The State of Electromechanical and Bioartifical Organs
An article on the development of prosthetic organs, a field that continues to provide competition for regenerative medicine:
Proponents of biological organ replacements have recently been encouraged by the development of 3D tissue printing, which offers the tantalising possibility that we might build organs mechanically, layer by layer - a much faster process than growing them in the lab. But printing complex internal organs like the liver or heart is still some way off, and the technology will face similar issues to traditional tissue engineering when it comes to implanting. In the meantime, some scientists are pursuing a different approach, combining biological tissue with synthetic materials and/or mechanical and electronic components to create what could be called hybrid or even cyborg organs (cyborgans, if you will), which are more easily manufactured, longer lasting and more successful once implanted into the body.On one level this means incorporating some biological material into a largely man-made device. French firm Carmat [has] begun animal trials on one of the world's most advanced designs for an artificial heart, which includes some biological elements.The two chambers inside the Carmat heart are each divided by a biomembrane that separates blood on side from hydraulic fluid on the other. Tiny motors controlled by an electronic sensor system pump the hydraulic fluid in and out of the chambers, in turn causing the membrane to pump the blood.
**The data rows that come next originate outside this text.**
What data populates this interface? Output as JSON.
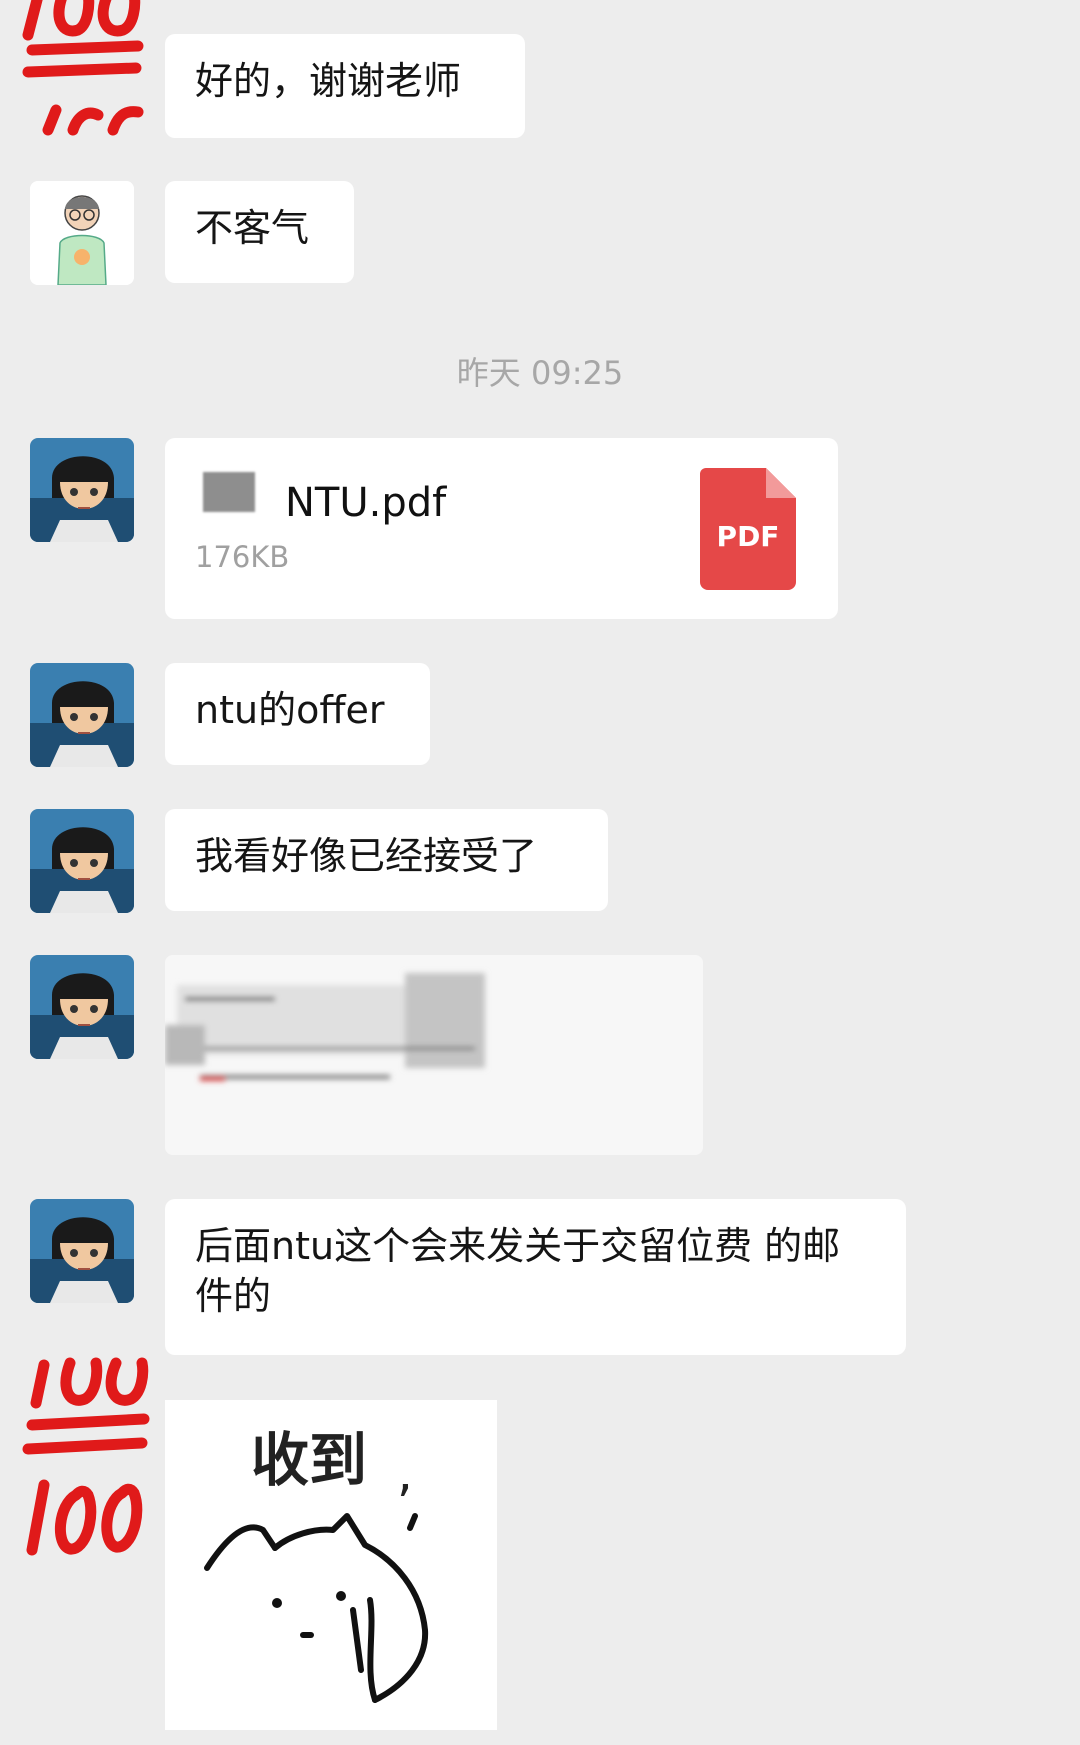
{
  "messages": {
    "m1": {
      "text": "好的，谢谢老师"
    },
    "m2": {
      "text": "不客气"
    },
    "timestamp": "昨天 09:25",
    "file": {
      "name": "NTU.pdf",
      "size": "176KB",
      "badge": "PDF"
    },
    "m4": {
      "text": "ntu的offer"
    },
    "m5": {
      "text": "我看好像已经接受了"
    },
    "m7": {
      "text": "后面ntu这个会来发关于交留位费 的邮件的"
    },
    "sticker": {
      "text": "收到"
    }
  },
  "avatars": {
    "hundred": {
      "label": "100"
    }
  },
  "colors": {
    "background": "#ededed",
    "bubble": "#ffffff",
    "pdf_red": "#e54848",
    "emoji_red": "#e01a1a"
  }
}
To increase haemocompatiblity, the membrane is made from animal tissue that helps move the blood without damaging cells. Microporous biological and synthetic biomaterials also cover every other surface that comes in contact with the blood, in order to prevent material from sticking to them.
But scientists are also combining biological and synthetic materials in a more fundamental way, creating permanent artificial structures or scaffolds and then growing living cells around them. [Researchers are] already preparing to clinically trial blood vessels and tracheae (windpipes) made in this way, and [are] also developing urethrae, bladders and cardiac patches for healing hearts.